Por mucho que parezca mentira, no me sorprendió. Mi perrita había muerto algunos años antes, al mismo tiempo que Rayita, la gata de una amiga mía. Y a mí, militante defensora de los animales, no me cabía en la cabeza que mi amiga estuviera sufriendo por su animal lo mismo que yo sufría por la pérdida del mío. ¿Cómo podía compararse un gato con un perro? Vamos, que cambiando sujetos, me estaba haciendo la misma pregunta que a mí tanto me indignaba, aquella que, sin cortarse, me disparaba la gente que no podía entender cómo podía llorar la muerte de un perro tanto como la de una persona querida. Mi ignorancia, en aquellos tiempos, era muy parecida a los que me insultarían años después por llorar a un gato, dejando a un lado la carencia de educación y respeto de estos últimos.
Y ahora ha muerto Bruno, mi querido gato Bruno. Lo recogí de entre las basuras hace casi 16 años, siendo un bebé moribundo que gritaba para llamar la atención de docenas de viandantes con problemas auditivos. Yo también pasé de largo, pero por suerte para él y para mí, volví, y allí empezó una de las lecciones más importantes de mi vida. Aprendí a amar a un gato y a todos los gatos, estas inteligentes criaturas de estereotipo injusto, tan capaces de ofrecer lealtad y diversión como cualquier canino.

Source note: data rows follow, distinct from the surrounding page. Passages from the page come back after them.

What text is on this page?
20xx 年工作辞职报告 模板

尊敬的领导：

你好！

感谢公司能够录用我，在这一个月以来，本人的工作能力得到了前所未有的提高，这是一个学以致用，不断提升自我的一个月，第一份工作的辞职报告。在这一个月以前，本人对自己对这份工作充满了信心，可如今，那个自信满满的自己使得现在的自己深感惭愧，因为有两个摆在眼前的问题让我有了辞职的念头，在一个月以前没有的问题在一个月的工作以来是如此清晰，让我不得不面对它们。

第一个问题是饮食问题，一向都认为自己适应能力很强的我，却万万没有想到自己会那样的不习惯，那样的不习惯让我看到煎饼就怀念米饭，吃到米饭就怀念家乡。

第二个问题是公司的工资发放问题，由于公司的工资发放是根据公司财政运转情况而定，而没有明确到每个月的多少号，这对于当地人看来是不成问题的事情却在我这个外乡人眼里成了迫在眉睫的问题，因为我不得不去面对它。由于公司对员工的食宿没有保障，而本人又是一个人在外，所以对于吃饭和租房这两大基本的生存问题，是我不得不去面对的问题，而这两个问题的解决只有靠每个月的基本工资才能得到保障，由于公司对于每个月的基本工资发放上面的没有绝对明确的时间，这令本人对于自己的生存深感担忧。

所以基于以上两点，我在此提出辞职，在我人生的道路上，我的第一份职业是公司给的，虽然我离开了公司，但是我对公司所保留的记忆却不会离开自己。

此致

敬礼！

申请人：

Bruno fue un macho feroz, incapaz de permanecer encerrado. Vivió la mejor de las vidas, disfrutando al mismo tiempo de plena libertad y de una casa donde volvía siempre. Era un clásico en la clínica veterinaria, gracias a las heridas de guerra con las que solía volver a casa, a pesar de haber sido esterilizado. Sobrevivió peleas, enfermedades hepáticas y renales entre otras, y el atropello de un coche debajo del cual pasó, saliendo ileso. Se pasaba horas mirando con indiferencia al mundo desde el tejado del garaje, ante el deleite de los vecinos que lo conocían por su nombre y por el inconfundible collar rojo sobre su permanente traje blanco y negro. Cuando lo bañaba, destripaba las cortinas de la ducha con toda su furia. Pero a mí nunca me arañó. Y cuando se estaba acercando la hora de marcharse, volvió a ser el gatito frágil que recogí de entre las basuras y a buscar la protección y el afecto que merecen todos los ancianos.
Lo echo de menos, como a todos los que quise y ya no están en esta dimensión, sean de la especie que sean. En cierto modo, como todos ellos siempre estarás conmigo, amado Bruno.